Concerning nonrelated surgical site complications, 2 (5.1%) patients had respiratory infection, 2 (5.1%) patients had atelectasis, and 1(2.6%) patient had sepsis in the elderly group after LC. Our work demonstrates variations of 2% to 4% for respiratory infection, 1.4% to 4% for atelectasis, and 0% to 1% for sepses.1,11,18,34 All of the nonrelated surgical site complications observed in this study were larger than the conversion rates.
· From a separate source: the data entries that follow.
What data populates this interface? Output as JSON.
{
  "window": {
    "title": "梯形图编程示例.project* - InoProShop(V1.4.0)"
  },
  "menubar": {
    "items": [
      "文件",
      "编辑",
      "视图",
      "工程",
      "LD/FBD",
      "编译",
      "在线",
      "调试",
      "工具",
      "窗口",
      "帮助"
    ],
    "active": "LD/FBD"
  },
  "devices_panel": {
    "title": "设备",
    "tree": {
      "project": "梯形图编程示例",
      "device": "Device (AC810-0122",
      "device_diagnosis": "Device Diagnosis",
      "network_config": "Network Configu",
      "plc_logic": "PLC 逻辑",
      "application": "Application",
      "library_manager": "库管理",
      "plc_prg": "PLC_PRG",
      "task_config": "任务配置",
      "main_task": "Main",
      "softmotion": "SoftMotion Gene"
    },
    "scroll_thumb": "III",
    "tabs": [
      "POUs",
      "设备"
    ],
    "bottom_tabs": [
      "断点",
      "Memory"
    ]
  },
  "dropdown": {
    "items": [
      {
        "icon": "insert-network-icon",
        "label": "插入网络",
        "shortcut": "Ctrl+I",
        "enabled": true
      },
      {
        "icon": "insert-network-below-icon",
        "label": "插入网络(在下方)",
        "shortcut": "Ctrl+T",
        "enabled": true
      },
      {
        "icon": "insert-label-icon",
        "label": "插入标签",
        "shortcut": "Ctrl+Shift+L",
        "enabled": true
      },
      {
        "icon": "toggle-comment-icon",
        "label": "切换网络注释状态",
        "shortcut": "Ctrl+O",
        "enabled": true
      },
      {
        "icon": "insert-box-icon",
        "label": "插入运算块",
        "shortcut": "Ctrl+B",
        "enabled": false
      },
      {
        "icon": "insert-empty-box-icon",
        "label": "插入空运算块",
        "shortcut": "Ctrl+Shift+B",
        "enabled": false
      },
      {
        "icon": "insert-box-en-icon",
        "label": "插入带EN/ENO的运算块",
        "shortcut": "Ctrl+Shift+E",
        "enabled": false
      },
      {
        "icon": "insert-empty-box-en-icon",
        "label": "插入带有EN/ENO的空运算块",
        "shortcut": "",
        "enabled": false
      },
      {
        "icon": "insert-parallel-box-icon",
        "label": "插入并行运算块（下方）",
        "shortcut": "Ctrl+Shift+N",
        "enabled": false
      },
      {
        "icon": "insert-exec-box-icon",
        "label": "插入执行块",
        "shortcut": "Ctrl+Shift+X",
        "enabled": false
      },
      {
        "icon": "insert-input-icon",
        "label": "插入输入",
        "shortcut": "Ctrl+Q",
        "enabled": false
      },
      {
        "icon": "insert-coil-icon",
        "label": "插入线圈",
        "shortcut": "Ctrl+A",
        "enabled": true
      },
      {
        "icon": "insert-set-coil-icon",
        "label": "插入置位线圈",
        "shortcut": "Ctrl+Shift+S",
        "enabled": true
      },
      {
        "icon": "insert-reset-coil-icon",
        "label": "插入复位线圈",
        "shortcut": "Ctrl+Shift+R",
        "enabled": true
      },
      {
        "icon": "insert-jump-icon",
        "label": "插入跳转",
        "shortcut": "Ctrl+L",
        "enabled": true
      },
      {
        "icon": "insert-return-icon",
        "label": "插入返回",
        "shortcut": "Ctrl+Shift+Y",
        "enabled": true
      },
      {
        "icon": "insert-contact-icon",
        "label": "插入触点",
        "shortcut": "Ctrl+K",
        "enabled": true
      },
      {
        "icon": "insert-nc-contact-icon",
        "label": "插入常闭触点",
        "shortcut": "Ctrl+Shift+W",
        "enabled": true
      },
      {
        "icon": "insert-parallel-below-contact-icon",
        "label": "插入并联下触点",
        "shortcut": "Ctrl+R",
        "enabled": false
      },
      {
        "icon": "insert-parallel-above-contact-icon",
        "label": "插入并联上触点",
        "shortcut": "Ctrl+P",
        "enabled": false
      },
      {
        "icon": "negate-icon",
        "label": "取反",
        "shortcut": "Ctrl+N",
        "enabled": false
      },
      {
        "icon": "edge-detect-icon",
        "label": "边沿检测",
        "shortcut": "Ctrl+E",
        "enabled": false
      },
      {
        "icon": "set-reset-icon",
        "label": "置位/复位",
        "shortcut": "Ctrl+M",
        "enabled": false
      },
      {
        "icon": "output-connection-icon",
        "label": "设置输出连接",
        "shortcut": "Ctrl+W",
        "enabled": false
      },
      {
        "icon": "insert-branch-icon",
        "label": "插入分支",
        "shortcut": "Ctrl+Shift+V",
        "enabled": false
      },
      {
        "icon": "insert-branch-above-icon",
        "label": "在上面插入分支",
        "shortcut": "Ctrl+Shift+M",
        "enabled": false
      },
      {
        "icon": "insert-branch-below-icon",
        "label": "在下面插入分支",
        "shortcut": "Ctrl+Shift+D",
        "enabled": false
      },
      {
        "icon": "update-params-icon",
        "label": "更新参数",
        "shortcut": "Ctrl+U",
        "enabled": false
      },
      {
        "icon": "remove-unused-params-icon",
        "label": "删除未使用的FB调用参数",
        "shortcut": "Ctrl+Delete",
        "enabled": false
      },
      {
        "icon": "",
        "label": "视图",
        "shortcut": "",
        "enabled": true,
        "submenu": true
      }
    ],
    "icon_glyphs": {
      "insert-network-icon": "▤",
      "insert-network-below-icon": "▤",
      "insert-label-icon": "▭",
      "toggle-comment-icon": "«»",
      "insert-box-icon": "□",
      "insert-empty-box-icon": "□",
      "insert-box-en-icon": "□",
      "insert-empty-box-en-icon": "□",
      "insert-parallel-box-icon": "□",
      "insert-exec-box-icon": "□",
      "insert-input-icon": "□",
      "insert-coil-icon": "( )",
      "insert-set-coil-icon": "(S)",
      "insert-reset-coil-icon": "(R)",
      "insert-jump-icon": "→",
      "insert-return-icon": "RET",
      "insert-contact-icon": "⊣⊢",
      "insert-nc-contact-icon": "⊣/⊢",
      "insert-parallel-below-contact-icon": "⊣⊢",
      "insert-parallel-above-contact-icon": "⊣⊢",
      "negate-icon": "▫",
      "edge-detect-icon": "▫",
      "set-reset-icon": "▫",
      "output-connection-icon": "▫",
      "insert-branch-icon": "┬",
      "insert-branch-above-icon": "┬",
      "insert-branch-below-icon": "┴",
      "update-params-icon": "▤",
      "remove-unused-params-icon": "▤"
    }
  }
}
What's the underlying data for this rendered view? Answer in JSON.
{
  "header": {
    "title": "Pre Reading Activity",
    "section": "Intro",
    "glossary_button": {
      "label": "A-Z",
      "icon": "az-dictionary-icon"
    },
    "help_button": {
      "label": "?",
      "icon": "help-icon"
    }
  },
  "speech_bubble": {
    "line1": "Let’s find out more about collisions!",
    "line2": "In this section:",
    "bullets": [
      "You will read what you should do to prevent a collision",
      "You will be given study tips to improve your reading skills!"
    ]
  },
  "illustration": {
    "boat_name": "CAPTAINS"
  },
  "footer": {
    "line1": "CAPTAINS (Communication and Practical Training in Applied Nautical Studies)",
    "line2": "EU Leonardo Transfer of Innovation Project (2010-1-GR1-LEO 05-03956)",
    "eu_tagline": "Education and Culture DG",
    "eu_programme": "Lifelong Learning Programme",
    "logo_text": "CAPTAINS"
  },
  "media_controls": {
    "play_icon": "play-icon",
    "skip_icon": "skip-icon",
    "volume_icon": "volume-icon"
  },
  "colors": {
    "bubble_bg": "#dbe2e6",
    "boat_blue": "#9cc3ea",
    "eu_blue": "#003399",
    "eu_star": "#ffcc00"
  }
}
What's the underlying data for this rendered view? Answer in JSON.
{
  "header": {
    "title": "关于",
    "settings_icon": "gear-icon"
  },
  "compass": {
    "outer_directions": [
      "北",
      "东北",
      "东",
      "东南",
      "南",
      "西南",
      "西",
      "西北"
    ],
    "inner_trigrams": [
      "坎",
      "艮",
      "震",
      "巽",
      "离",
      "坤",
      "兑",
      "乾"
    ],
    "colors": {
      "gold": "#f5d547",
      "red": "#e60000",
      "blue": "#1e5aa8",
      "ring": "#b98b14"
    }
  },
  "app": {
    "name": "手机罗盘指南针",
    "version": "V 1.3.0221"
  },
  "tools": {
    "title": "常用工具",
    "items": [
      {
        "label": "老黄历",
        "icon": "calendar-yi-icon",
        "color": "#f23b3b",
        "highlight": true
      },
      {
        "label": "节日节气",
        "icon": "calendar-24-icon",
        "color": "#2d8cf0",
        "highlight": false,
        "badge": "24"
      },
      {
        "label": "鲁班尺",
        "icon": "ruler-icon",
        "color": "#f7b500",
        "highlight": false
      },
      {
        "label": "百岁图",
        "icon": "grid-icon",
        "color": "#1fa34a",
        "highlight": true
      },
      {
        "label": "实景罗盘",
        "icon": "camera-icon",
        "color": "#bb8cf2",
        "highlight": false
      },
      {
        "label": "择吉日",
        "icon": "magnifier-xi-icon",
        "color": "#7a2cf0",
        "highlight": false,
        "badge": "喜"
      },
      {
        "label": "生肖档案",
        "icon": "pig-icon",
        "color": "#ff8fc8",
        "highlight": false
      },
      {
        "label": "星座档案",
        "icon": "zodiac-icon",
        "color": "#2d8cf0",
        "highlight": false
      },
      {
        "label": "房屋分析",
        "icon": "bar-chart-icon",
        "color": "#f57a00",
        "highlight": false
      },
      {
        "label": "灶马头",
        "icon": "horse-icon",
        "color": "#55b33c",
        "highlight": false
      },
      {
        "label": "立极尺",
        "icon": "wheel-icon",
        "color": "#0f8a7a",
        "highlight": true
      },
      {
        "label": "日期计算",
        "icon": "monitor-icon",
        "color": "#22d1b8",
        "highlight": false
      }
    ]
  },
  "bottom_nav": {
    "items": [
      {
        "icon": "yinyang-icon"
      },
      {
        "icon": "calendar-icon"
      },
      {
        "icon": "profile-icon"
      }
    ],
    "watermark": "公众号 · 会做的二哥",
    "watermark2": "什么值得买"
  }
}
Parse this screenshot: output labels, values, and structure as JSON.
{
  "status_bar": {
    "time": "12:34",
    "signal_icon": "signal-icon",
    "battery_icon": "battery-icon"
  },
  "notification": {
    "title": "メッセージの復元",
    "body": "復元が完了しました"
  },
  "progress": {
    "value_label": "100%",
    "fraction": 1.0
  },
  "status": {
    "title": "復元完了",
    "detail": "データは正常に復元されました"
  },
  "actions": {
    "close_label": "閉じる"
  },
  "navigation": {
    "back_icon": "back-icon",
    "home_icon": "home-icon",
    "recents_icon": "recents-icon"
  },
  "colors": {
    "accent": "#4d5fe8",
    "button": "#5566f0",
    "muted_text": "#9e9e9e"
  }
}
Bile leakage was the main complication related to surgical site, with 2 (5.1%) cases in the elderly patients and 3 (2.0%) in the nonelderly. Values around 0.5% to 2% and 5% were described in other series, respectively.1,12,35
One (0.7%) case of intraabdominal abscess occurred in Group 2 and none in Group 1. Values around 0.5% to 1% were reported in the literature.1,11,18,34
In the elderly group, the death rate was 2.6%, and in the nonelderly group it was 0.7%. The literature1,3,16,20,25,35 reports mortality rates between 0% and 1.4% in patients older than 65.
In this work, we obtained elevated conversion rates, surgical and nonsurgical postoperative complications, and death rates in the elderly group compared with those of the nonelderly group, with no statistical significance. In addition, our conversion rates are comparable to those reported in the literature, demonstrating that the use of laparoscopic cholecystectomy is feasible for the treatment of acute cholecystitis in patients >65 years of age.
CONCLUSION
According to our data, laparoscopic cholecystectomy is a safe and efficient procedure for the treatment of acute cholecystitis in patients >65 years of age.